Columbia Law School's Black Law Students Association is calling for the school to dismiss a lecturer who was a key prosecutor in the so-called Central Park Five case—now the subject of a high-profile Netflix miniseries—and to offer more inclusive teaching.

In a letter issued Tuesday, the organization requests that the law school fire lecturer Elizabeth Lederer, who co-prosecuted the infamous case in which five young minorities were convicted of a 1989 rape they didn't commit. That call comes one week after a campuswide organization of black students at Columbia released a petition demanding that Lederer step down from her lecturer post and that its medical school revoke an award previously bestowed on fellow Central Park Five prosecutor Linda Fairstein. More than 9,000 people have since signed the petition.

“Columbia Law School should fire Elizabeth Lederer, but that is just a start. The School must do more because letting one professor go does not improve the lives of Black and Latinx law students, nor does it improve the learning experience of students of color at Columbia Law School,” reads the letter from the Black Law Students Association. “If Columbia Law School wants to show that they care about Black and Brown law students then the school needs to address the racism inherent in how the law is taught.”

A law school spokeswoman did not respond to requests for comment on the matter. Lederer is listed as lecturer on the school's website, which says she teaches trial practice. Lederer did not immediately respond to requests for comment.

According to the law students' letter, the removal of Lederer from the law school was the focus of a 2013 petition, but the school only removed the reference to the Central Park Five case from her online bio. That bio says she is senior trial counsel in the forensic and cold case unit in the New York County District Attorney's Office. In that role, Lederer reviews and reinvestigates unsolved murder and rape cases, it says.

In addition to Lederer's ouster from the law school, the Black Law Students Association is requesting changes in hiring and additional training.
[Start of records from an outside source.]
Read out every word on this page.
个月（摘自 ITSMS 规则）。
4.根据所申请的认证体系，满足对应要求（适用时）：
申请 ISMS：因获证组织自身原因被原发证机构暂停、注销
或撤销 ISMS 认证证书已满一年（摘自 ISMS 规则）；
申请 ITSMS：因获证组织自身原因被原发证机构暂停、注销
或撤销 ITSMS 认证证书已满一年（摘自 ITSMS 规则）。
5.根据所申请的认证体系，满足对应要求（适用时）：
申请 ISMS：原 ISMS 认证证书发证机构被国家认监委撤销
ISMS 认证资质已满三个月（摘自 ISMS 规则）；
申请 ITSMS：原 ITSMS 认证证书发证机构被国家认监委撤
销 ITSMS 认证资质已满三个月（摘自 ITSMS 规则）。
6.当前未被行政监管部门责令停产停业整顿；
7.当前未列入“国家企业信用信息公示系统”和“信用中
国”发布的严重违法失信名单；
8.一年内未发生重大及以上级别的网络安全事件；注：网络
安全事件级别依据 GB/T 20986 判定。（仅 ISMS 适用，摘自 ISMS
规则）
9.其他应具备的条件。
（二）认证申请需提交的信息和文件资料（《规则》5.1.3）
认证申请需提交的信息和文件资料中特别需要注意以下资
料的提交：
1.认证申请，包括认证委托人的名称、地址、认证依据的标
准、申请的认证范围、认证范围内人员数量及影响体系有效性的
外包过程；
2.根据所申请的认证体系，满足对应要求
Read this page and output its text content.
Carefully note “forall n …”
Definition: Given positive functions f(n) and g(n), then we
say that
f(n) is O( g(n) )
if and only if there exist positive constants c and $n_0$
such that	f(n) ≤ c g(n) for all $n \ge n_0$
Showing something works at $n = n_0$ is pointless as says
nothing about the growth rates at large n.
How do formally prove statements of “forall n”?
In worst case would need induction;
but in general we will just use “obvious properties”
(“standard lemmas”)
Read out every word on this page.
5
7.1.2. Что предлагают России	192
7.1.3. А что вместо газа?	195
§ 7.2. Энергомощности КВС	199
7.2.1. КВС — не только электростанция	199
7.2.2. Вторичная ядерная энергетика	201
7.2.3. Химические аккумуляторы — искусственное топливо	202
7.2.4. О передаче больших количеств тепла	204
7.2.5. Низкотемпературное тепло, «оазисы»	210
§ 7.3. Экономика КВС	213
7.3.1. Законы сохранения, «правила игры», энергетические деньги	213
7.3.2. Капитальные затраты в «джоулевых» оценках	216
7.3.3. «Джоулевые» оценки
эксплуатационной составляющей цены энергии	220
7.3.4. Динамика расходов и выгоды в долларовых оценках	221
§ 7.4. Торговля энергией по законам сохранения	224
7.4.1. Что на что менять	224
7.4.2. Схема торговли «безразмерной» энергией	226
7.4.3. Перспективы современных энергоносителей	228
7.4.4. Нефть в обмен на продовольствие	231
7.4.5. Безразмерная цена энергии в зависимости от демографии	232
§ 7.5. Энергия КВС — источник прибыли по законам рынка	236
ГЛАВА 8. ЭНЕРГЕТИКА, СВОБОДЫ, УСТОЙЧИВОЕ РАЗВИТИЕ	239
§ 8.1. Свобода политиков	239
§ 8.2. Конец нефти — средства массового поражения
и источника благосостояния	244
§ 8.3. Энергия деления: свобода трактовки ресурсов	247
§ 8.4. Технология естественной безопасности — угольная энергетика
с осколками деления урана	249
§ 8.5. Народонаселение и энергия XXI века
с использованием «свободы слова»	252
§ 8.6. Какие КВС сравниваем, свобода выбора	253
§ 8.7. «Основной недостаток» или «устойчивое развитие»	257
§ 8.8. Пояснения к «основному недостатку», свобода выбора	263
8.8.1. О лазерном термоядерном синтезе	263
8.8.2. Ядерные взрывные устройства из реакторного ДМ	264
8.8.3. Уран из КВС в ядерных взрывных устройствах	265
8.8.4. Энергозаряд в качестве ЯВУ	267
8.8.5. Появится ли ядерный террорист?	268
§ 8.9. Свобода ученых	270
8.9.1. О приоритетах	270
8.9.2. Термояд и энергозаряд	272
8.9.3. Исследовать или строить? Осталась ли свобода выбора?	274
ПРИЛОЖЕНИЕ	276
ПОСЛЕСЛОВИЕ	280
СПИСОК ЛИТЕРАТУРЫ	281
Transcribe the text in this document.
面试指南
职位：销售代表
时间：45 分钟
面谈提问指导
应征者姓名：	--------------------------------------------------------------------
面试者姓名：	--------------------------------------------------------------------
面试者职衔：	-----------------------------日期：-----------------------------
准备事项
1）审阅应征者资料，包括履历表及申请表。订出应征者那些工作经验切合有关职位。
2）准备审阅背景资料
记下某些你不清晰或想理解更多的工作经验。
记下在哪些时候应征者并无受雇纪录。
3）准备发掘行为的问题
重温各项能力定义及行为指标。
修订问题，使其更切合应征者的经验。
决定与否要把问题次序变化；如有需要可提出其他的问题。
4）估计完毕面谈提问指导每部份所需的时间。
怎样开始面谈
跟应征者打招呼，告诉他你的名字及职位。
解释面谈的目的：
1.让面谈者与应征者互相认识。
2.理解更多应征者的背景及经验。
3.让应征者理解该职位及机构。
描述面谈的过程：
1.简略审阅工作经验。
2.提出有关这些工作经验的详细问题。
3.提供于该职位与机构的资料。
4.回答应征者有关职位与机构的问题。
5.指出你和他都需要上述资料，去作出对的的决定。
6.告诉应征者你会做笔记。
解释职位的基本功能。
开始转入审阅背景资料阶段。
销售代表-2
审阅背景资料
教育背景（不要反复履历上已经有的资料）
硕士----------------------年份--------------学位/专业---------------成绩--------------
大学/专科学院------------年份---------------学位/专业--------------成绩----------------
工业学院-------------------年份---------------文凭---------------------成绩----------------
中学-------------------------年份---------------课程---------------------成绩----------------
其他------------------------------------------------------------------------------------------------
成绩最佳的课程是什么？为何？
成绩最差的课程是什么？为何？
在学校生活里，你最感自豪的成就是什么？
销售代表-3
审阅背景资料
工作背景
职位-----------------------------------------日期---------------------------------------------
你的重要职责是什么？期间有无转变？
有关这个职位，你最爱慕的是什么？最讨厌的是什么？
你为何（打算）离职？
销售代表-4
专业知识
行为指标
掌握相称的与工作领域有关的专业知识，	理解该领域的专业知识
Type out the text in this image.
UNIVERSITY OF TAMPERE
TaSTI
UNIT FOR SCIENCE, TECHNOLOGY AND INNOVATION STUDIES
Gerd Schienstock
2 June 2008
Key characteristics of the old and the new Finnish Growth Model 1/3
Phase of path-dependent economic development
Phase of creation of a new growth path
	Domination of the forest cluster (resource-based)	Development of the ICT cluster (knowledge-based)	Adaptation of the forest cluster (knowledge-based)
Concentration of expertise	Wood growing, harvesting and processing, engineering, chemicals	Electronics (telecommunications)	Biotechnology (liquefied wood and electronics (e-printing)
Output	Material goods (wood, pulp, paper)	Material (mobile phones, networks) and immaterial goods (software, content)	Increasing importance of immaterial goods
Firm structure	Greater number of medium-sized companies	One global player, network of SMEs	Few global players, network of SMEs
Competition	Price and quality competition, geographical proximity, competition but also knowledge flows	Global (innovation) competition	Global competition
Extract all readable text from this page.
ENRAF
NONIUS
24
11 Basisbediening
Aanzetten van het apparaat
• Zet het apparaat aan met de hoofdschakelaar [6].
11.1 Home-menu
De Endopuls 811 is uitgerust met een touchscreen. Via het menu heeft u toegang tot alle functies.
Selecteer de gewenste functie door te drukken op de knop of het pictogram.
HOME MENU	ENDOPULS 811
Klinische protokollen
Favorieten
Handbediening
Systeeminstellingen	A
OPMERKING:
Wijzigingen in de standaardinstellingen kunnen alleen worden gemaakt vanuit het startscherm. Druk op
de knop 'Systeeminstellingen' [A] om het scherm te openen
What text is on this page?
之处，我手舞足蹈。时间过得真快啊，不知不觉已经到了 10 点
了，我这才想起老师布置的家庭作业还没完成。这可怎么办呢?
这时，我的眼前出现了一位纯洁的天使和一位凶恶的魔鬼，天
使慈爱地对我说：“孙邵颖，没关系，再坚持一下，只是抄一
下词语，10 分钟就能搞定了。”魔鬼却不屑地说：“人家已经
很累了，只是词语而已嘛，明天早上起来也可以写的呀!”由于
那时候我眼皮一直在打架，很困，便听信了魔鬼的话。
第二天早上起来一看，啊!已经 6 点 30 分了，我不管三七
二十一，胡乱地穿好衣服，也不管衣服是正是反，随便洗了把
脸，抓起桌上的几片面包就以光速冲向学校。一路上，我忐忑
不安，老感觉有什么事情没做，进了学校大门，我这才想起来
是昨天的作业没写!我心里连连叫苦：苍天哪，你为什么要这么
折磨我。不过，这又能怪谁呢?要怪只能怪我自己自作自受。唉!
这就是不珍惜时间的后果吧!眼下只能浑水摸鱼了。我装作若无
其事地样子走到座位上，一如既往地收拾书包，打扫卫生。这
“We also ask that Columbia implement professionally-led, mandatory, anti-racist trainings for all educators at the law school, re-evaluate the hiring curriculum to prioritize staff that already bring cultural competencies into the classroom, and re-evaluate law school curriculums to prevent perpetuating racist practices,” it reads.

The renewed attention on Lederer and her role in the Central Park Five prosecution is the result of the release of “When They See Us”—a four-part miniseries about the 1989 Central Park jogger case and the aftermath for the five wrongly accused black and Latino teens: Raymond Santana, Kevin Richardson, Antron McCray, Yusef Salaam and Korey Wise. (All five were fully exonerated in 2002, after the man who actually attacked and raped the victim who was jogging in Central Park confessed.)

The miniseries portrays the prosecutors as determined to pin the crime on minorities and dismissive of evidence that would clear the accused boys, although it takes the position that Fairstein took the lead in the flawed prosecution. Lederer has not spoken publicly about the miniseries, but Fairstein wrote that it is an “outrage” in a Wall Street Journal op-ed and said there was good reason to believe the boys were guilty of the crime.

“The lives of these five boys were forever changed as a result of Lederer's conduct,” reads the letter from the Black Law Students Association. “During the investigation, Lederer and her colleagues used harmful, racist tactics, including physical abuse and coercion, to force confessions from the five minors.”